監督・検査を合理化するため、作成する工事書類(6項目)を削減し、検査時の重複確認(4項目)も廃止する。15年度に24件で試行し、工事書類を約2割削減できている。

現場の技術力を活用するため、専門工事業者の工程調整会議などへの参加を試行する。登録基幹技能者の配置を総合評価方式の評価項目に設定する取り組みも積極的に実施。補正予算の発注工事のうち約7割に試行適用する予定だ。

下期の発注行政に関する取り組みは次の通り。

【i-Constructionの推進】
△16年度補正予算については原則年度内に発注することにより17年度当初の稼働率をアップ(施工時期の平準化)
△ICT土工の推進

【週休2日の推進・労働生産性の向上】
△週休2日モデル工事の拡大
△十分な工期の確保(工期設定支援システムの導入、準備・後片付け期間の改定など)
△総合評価方式の一括審査の活用
△工事書類の簡素化(総合評価方式の提出資料の簡素化、監督・検査の合理化)

【現場の技術力の活用】
△専門工事業者の技術力の活用(工程調整会議に専門工事業者の参加、登録基幹技能者の活用)。

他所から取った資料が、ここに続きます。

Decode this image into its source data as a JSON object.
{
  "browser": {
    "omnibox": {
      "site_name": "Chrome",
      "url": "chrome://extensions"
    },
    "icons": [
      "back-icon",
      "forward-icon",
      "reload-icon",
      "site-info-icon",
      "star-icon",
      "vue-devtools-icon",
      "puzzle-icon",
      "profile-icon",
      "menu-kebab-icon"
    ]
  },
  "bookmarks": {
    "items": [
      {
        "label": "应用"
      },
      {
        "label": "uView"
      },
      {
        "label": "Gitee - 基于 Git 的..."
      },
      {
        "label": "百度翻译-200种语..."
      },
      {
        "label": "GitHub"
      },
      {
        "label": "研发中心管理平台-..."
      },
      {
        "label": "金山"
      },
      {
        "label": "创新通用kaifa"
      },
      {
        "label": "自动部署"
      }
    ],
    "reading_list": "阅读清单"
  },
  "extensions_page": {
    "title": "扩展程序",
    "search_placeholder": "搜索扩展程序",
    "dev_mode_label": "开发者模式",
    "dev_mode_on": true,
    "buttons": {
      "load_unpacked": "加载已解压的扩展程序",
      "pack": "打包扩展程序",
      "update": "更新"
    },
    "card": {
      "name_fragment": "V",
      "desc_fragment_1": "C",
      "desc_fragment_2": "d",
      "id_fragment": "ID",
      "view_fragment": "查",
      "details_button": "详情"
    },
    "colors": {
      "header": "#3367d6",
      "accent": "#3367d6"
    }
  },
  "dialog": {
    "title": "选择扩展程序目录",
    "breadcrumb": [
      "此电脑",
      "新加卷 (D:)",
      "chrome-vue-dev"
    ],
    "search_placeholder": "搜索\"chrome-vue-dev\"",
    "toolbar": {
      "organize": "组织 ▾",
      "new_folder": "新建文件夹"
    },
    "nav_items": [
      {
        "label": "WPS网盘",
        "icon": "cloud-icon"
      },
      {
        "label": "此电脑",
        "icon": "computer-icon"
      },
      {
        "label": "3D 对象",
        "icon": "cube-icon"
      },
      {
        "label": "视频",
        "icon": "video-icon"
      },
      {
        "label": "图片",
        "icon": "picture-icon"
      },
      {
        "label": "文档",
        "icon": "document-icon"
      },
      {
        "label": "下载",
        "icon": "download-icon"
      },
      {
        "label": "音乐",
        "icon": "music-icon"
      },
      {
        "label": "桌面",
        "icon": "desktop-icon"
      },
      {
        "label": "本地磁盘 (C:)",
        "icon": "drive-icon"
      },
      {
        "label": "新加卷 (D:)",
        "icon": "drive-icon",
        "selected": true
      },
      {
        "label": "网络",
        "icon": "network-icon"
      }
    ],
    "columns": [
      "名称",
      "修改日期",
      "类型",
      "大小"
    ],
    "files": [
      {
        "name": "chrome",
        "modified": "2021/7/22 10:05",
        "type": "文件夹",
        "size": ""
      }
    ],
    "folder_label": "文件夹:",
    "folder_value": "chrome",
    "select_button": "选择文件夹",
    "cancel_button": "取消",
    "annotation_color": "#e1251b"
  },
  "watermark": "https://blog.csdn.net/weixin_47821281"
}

◇「2本柱実現に有効」/日建連・宮本洋一副会長コメント
国交省が16年度下期の発注行政の取り組みをまとめたのを受け、日本建設業連合会(日建連)の宮本洋一副会長・土木本部長は「準備・後片付け期間の改善や週休2日モデル工事の拡大、工事書類の簡素化などは、『担い手確保』と『生産性向上』の2本柱の実現につながる有効な施策と考えている。先般の全国各地区での意見交換会でも提案テーマとして取り上げてきたものであり、迅速な対応に感謝の意を表したい。今後、現場で確実に浸透し、効果が発揮されることを期待するとともに、日建連としてきめ細かいフォローアップに努めていきたい」とのコメントを発表した。